Although the risk of data loss is very small, note that, contrary to $HOME, there are no backups of /netscratch (that’s what scratch means!). So in case there is something that you really must absolutely not loose and cannot reproduce, you should store it in $HOME or download it.

/fscratch #

/fscratch is different, smaller but way faster data store than /netscratch. It is available on all login and compute nodes.

However, when your experiment requires low latency data provision or is running very distributed accross top GPU systems, in order to prevent waiting for data /fscratchmight be a good choice. Otherwise, all statements wrt /netscratch apply here too.

Cleanup #

Storage is not endless and /netscratch is primarily intended for temporary data. Please clean up your /netscratch folder regularly.

Use ncdu to check how much space is occupied and where it’s going. You can also delete things straight from within ncdu interface (press D and confirm).

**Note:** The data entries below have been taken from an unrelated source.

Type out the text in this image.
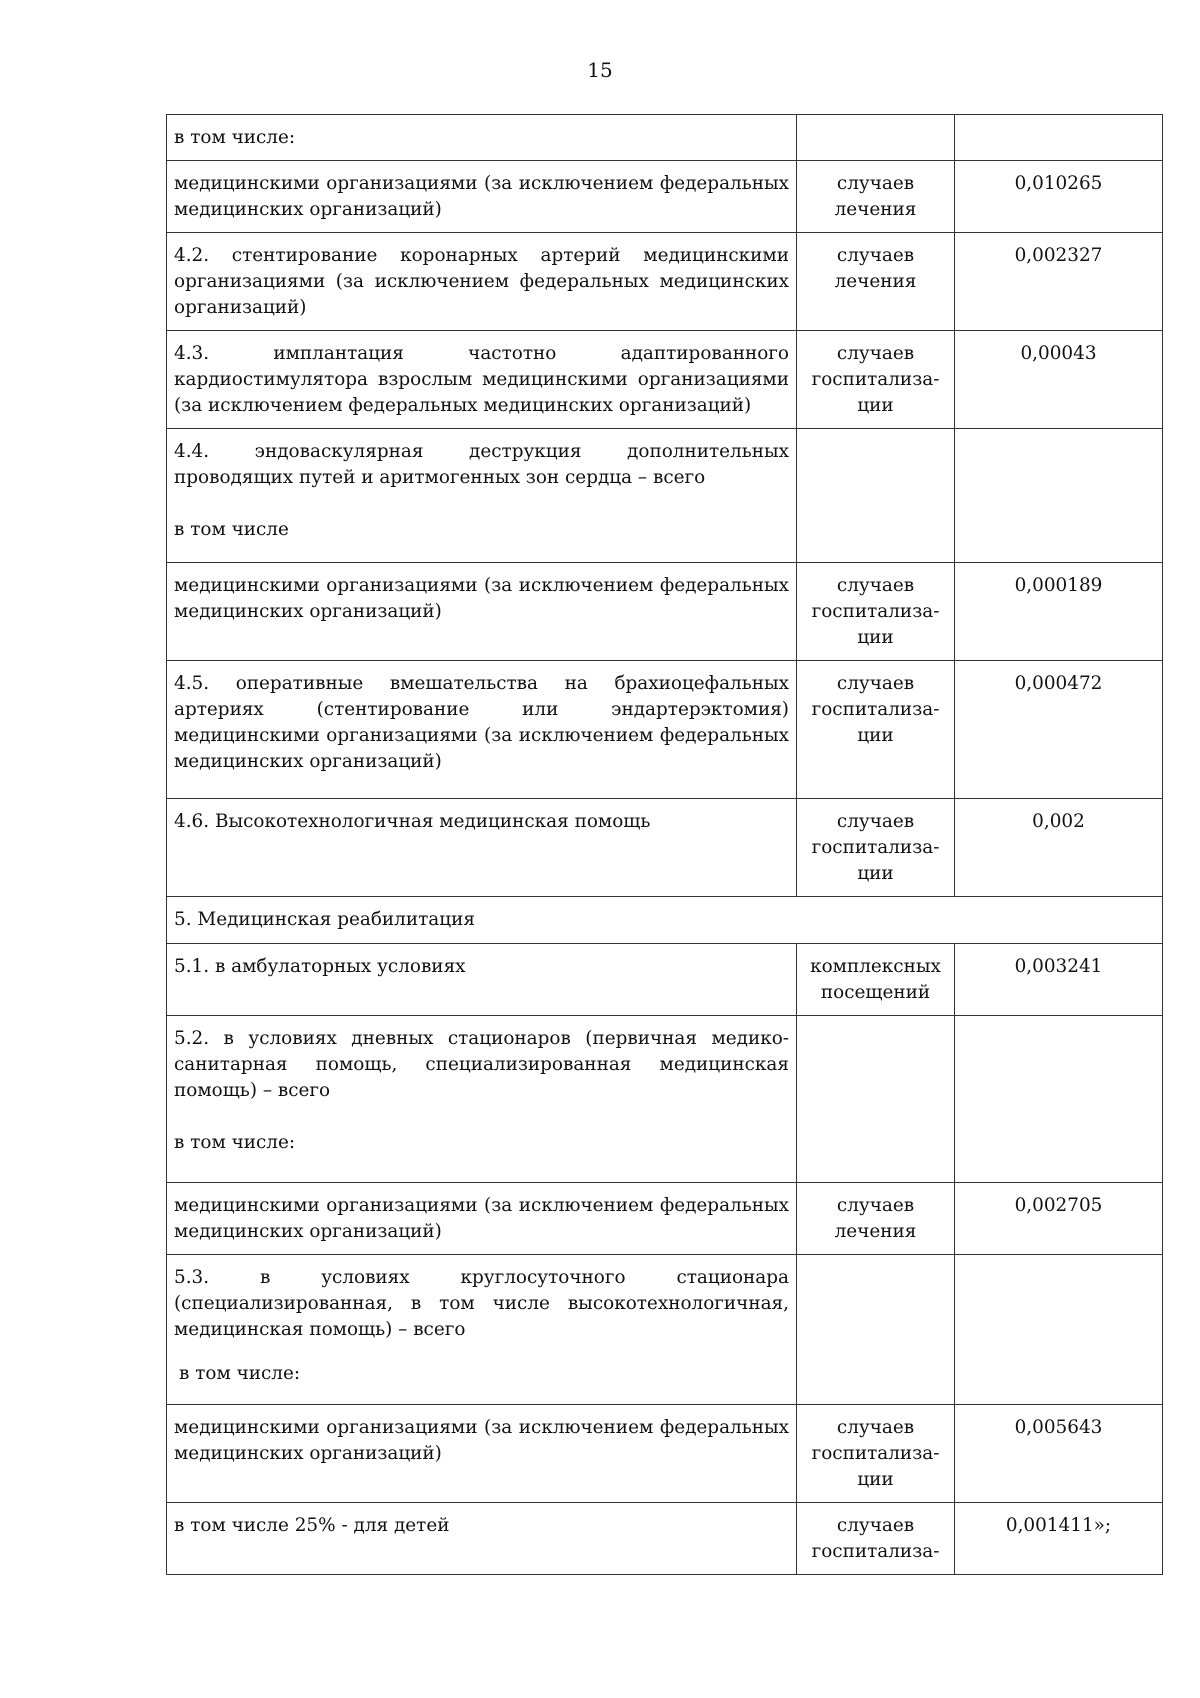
15
в том числе:		
медицинскими организациями (за исключением федеральных медицинских организаций)	случаев лечения	0,010265
4.2. стентирование коронарных артерий медицинскими организациями (за исключением федеральных медицинских организаций)	случаев лечения	0,002327
4.3. имплантация частотно адаптированного кардиостимулятора взрослым медицинскими организациями (за исключением федеральных медицинских организаций)	случаев госпитализа-ции	0,00043
4.4. эндоваскулярная деструкция дополнительных проводящих путей и аритмогенных зон сердца – всего
в том числе		
медицинскими организациями (за исключением федеральных медицинских организаций)	случаев госпитализа-ции	0,000189
4.5. оперативные вмешательства на брахиоцефальных артериях (стентирование или эндартерэктомия) медицинскими организациями (за исключением федеральных медицинских организаций)	случаев госпитализа-ции	0,000472
4.6. Высокотехнологичная медицинская помощь	случаев госпитализа-ции	0,002
5. Медицинская реабилитация		
5.1. в амбулаторных условиях	комплексных посещений	0,003241
5.2. в условиях дневных стационаров (первичная медико-санитарная помощь, специализированная медицинская помощь) – всего
в том числе:		
медицинскими организациями (за исключением федеральных медицинских организаций)	случаев лечения	0,002705
5.3. в условиях круглосуточного стационара (специализированная, в том числе высокотехнологичная, медицинская помощь) – всего
в том числе:		
медицинскими организациями (за исключением федеральных медицинских организаций)	случаев госпитализа-ции	0,005643
в том числе 25% - для детей	случаев госпитализа-	0,001411»;
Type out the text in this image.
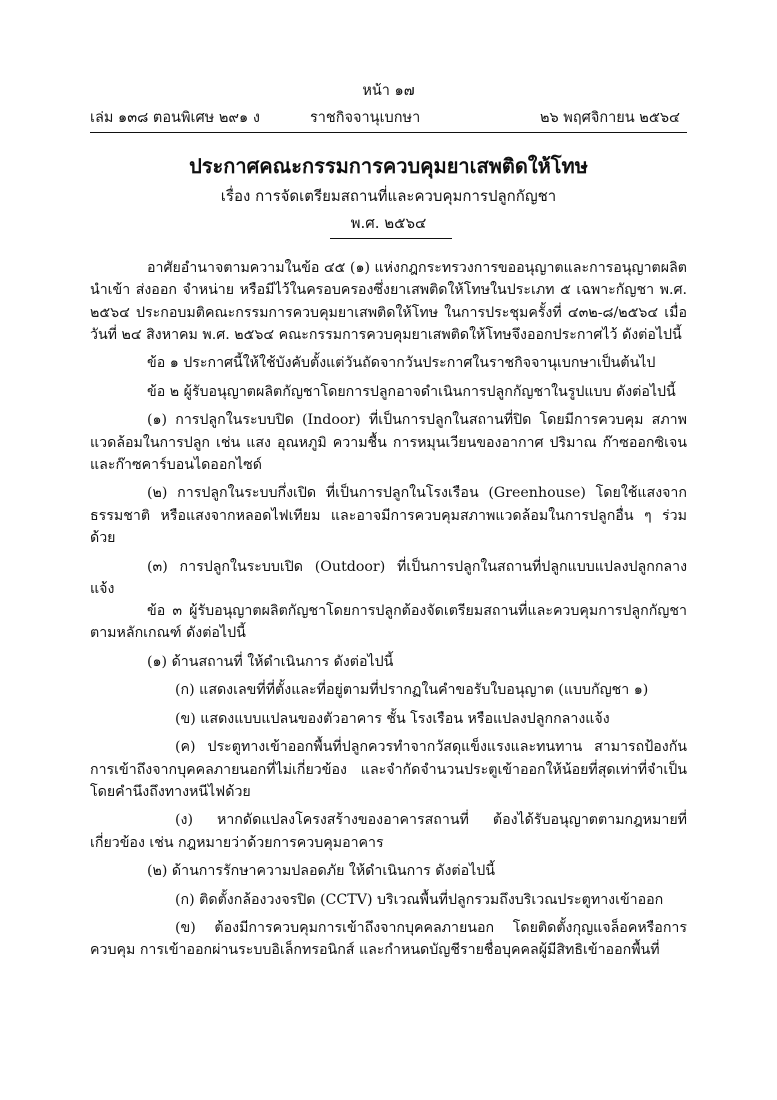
หน้า ๑๗
เล่ม ๑๓๘ ตอนพิเศษ ๒๙๑ ง	ราชกิจจานุเบกษา	๒๖ พฤศจิกายน ๒๕๖๔
ประกาศคณะกรรมการควบคุมยาเสพติดให้โทษ
เรื่อง การจัดเตรียมสถานที่และควบคุมการปลูกกัญชา
พ.ศ. ๒๕๖๔

อาศัยอำนาจตามความในข้อ ๔๕ (๑) แห่งกฎกระทรวงการขออนุญาตและการอนุญาตผลิต นำเข้า ส่งออก จำหน่าย หรือมีไว้ในครอบครองซึ่งยาเสพติดให้โทษในประเภท ๕ เฉพาะกัญชา พ.ศ. ๒๕๖๔ ประกอบมติคณะกรรมการควบคุมยาเสพติดให้โทษ ในการประชุมครั้งที่ ๔๓๒-๘/๒๕๖๔ เมื่อวันที่ ๒๔ สิงหาคม พ.ศ. ๒๕๖๔ คณะกรรมการควบคุมยาเสพติดให้โทษจึงออกประกาศไว้ ดังต่อไปนี้

ข้อ ๑ ประกาศนี้ให้ใช้บังคับตั้งแต่วันถัดจากวันประกาศในราชกิจจานุเบกษาเป็นต้นไป

ข้อ ๒ ผู้รับอนุญาตผลิตกัญชาโดยการปลูกอาจดำเนินการปลูกกัญชาในรูปแบบ ดังต่อไปนี้

(๑) การปลูกในระบบปิด (Indoor) ที่เป็นการปลูกในสถานที่ปิด โดยมีการควบคุม สภาพแวดล้อมในการปลูก เช่น แสง อุณหภูมิ ความชื้น การหมุนเวียนของอากาศ ปริมาณ ก๊าซออกซิเจน และก๊าซคาร์บอนไดออกไซด์

(๒) การปลูกในระบบกึ่งเปิด ที่เป็นการปลูกในโรงเรือน (Greenhouse) โดยใช้แสงจากธรรมชาติ หรือแสงจากหลอดไฟเทียม และอาจมีการควบคุมสภาพแวดล้อมในการปลูกอื่น ๆ ร่วมด้วย

(๓) การปลูกในระบบเปิด (Outdoor) ที่เป็นการปลูกในสถานที่ปลูกแบบแปลงปลูกกลางแจ้ง

ข้อ ๓ ผู้รับอนุญาตผลิตกัญชาโดยการปลูกต้องจัดเตรียมสถานที่และควบคุมการปลูกกัญชา ตามหลักเกณฑ์ ดังต่อไปนี้

(๑) ด้านสถานที่ ให้ดำเนินการ ดังต่อไปนี้

(ก) แสดงเลขที่ที่ตั้งและที่อยู่ตามที่ปรากฏในคำขอรับใบอนุญาต (แบบกัญชา ๑)

(ข) แสดงแบบแปลนของตัวอาคาร ชั้น โรงเรือน หรือแปลงปลูกกลางแจ้ง

(ค) ประตูทางเข้าออกพื้นที่ปลูกควรทำจากวัสดุแข็งแรงและทนทาน สามารถป้องกัน การเข้าถึงจากบุคคลภายนอกที่ไม่เกี่ยวข้อง และจำกัดจำนวนประตูเข้าออกให้น้อยที่สุดเท่าที่จำเป็น โดยคำนึงถึงทางหนีไฟด้วย

(ง) หากดัดแปลงโครงสร้างของอาคารสถานที่ ต้องได้รับอนุญาตตามกฎหมายที่เกี่ยวข้อง เช่น กฎหมายว่าด้วยการควบคุมอาคาร

(๒) ด้านการรักษาความปลอดภัย ให้ดำเนินการ ดังต่อไปนี้

(ก) ติดตั้งกล้องวงจรปิด (CCTV) บริเวณพื้นที่ปลูกรวมถึงบริเวณประตูทางเข้าออก

(ข) ต้องมีการควบคุมการเข้าถึงจากบุคคลภายนอก โดยติดตั้งกุญแจล็อคหรือการควบคุม การเข้าออกผ่านระบบอิเล็กทรอนิกส์ และกำหนดบัญชีรายชื่อบุคคลผู้มีสิทธิเข้าออกพื้นที่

You can also use our springclean script. It looks for serial kinds of files like training snapshots. The help text /netscratch/springclean -h explains how it works and how you can influence what it selects. To just see what it would do, why not try a dry run:

/netscratch/springclean /netscratch/$USER --dry-run

Datasets #

Use /ds for datasets.

Note that there is already a large collection of common datasets.

If you think something is missing (e.g., common / others might also be interested), feel free to create a folder in one of the sub-folders and just put it there. Short README.md stating the src url, (latex) citation and maybe even an abstract, as well as a ping in our chat channel are very appreciated. If the categories in /ds don’t really fit, it’s bigger than a couple of GBs, you need help to download it or really anything else, also just ask in chat.

In general, try to avoid copying data around. Instead, if possible, mount /ds into your containers and read directly from there. Then write models, results, … to the also mounted /netscratch.

Avoid datasets provided in many small files directly if at all possible. Performance is always terrible, even more in network file system setups (as ours). Use datadings (some datasets already available in /ds) or webdataset to convert them into few larger files.

Dataset shares are snapshotted locally every 3 hours and those are preserved for 30 days.

Git repositories #

Use DFKI GitLab to create personal repositories. Don’t store anything that is large or binary in your git repository (datasets, models, …).

TODO: re/move? skeleton is outdated / needs update Make sure that your experiments are configured correctly. Check out our skeleton project for more detailed explanations on how to properly setup experiments. It defines a sensible structure for your repository and has template scripts for experiments that prepare the environment and avoid common pitfalls.